Leaving only Fast Eddie Isley. Nothing to connect Tench to him, and Isley had been the first victim, the one who set the whole train in motion. And now Tench was dead, and they were going to blame it on Keith Carberry.
Who else have you talked to about Gareth Tench?
You’re supposed to be the detective around here…

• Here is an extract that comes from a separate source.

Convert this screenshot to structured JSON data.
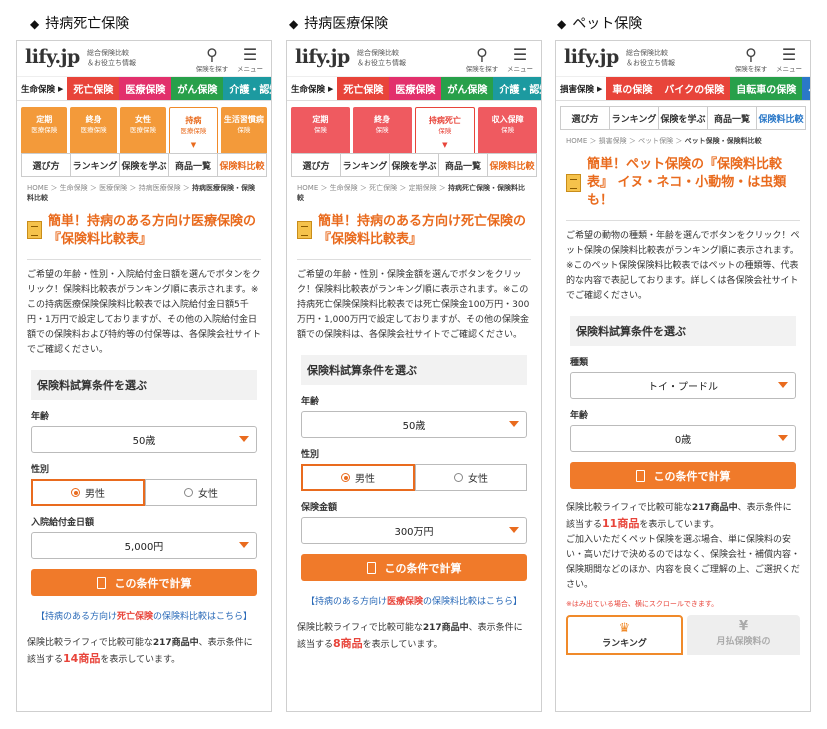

Or a poor excuse for one. Rebus reached for his drink again, just to give himself something to do. The dancers on the stage looked bored. They wanted to be down on the floor, where this week’s pay was being emptied into peekaboo bras and minuscule thongs. Rebus didn’t doubt there’d be a rotation-they’d get their chance. More men were coming inside, executive types. One of them was grinding to the room’s pounding sound track. He was fifteen pounds overweight and the moves didn’t suit him. But no one was about to ridicule him: that was the whole point of somewhere like the Nook. It was all about the shedding of inhibitions. Rebus couldn’t help thinking back to the 1970s, when most Edinburgh bars had offered a lunchtime stripper. The drinkers would hide their faces behind their pint glasses whenever the dancer looked in their direction. All that reticence had melted away in the course of the intervening decades. The businessmen were yelping encouragement as one of the lap dancers at the police table started doing her stuff, while her victim sat with legs parted, hands on knees, grinning and sweaty-faced.